Danielou, a prétendu trouver une sorte d'initiation à base d'homosexualité dans le culte du Fils de Schiva, Skanda, surnommé "jet de sperme". J'aurai à revenir sur ce point quand je redonnerai les textes évoqués par Tara Michaël, qui à mis le "meurtrier" de Danielou sur un piédestal ?

De mes recherches et investigations sur l'homosexualité en Inde, j'ai ramené le constat qui suit.

Mais avant cela je voudrais rappeler qu'en raison de communes préférences, entre M. Alain Daniélou, son assassin post mortem, qui, en 2010 lui procura une "seconde mort" et votre serviteur, j'ai été dès mon apparition dans le milieu guénonien, sujet à une discrimination ayant commencé en un certain colloque de Reims.
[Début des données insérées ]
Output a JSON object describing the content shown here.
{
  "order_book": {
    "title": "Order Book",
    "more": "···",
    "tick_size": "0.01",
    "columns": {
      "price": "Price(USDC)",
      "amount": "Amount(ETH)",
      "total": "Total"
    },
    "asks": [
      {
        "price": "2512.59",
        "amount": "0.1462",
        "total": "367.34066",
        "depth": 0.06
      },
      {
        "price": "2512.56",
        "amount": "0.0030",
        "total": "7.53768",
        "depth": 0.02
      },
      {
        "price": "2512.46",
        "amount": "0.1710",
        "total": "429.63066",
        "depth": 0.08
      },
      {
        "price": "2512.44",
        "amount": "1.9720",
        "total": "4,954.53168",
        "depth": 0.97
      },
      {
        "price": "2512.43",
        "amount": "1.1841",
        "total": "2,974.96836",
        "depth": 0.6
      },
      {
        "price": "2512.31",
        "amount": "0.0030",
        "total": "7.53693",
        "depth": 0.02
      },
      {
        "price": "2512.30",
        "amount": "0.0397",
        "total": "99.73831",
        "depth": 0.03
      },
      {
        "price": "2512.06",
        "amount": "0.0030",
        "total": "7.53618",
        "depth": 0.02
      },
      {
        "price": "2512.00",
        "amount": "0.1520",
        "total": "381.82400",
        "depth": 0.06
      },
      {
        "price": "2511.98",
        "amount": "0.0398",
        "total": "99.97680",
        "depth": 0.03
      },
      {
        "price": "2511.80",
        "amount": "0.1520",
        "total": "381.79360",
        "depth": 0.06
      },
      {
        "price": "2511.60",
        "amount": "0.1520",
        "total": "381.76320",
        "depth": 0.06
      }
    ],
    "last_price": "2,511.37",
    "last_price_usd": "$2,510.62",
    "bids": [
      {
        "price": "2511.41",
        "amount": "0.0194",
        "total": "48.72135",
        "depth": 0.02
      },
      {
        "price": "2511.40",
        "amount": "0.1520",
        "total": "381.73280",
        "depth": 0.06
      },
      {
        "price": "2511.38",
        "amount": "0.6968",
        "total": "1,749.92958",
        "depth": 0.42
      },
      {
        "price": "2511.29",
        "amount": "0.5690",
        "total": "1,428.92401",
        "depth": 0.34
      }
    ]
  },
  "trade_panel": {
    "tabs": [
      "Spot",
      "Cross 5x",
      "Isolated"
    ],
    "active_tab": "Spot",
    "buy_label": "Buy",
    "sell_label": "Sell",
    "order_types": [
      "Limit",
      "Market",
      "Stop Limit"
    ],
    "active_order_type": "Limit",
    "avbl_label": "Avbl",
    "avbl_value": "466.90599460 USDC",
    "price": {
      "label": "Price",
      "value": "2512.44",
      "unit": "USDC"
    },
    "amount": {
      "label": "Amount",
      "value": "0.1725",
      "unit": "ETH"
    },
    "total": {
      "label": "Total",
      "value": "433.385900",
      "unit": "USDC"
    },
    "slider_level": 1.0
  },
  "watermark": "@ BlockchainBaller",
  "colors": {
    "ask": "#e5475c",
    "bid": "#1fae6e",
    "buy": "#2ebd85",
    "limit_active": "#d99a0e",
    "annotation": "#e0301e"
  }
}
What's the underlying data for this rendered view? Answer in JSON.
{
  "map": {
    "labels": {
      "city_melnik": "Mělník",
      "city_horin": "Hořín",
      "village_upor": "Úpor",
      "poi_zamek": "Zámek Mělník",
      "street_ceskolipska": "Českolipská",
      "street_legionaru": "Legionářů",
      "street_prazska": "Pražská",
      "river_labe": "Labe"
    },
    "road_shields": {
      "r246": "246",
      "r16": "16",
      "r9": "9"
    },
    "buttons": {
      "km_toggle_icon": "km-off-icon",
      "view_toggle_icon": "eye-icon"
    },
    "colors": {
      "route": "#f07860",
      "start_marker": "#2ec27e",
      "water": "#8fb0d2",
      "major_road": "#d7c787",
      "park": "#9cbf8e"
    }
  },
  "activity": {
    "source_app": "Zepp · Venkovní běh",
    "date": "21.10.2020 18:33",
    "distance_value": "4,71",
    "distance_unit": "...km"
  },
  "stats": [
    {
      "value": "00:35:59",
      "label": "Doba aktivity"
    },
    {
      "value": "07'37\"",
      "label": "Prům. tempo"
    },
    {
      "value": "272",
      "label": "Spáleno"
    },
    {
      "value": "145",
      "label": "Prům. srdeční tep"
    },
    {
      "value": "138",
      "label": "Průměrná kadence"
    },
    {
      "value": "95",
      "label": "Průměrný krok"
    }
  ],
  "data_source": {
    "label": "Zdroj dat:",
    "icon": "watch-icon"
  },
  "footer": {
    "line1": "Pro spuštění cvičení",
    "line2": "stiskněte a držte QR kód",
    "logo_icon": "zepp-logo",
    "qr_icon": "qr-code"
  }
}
M.M. Jean Borella et le très regretté Jean Hani ont fait pression sur le directeur de Vers la Tradition en 1991 afin d'obtenir l'exclusion d'un colloque survenu à Reims. D'où une attaque publique par insinuation à l'occasion d'un débat du l'infaillibilité pontificale, au demeurant inexistante si l'on se réfère aux conceptions orthodoxes.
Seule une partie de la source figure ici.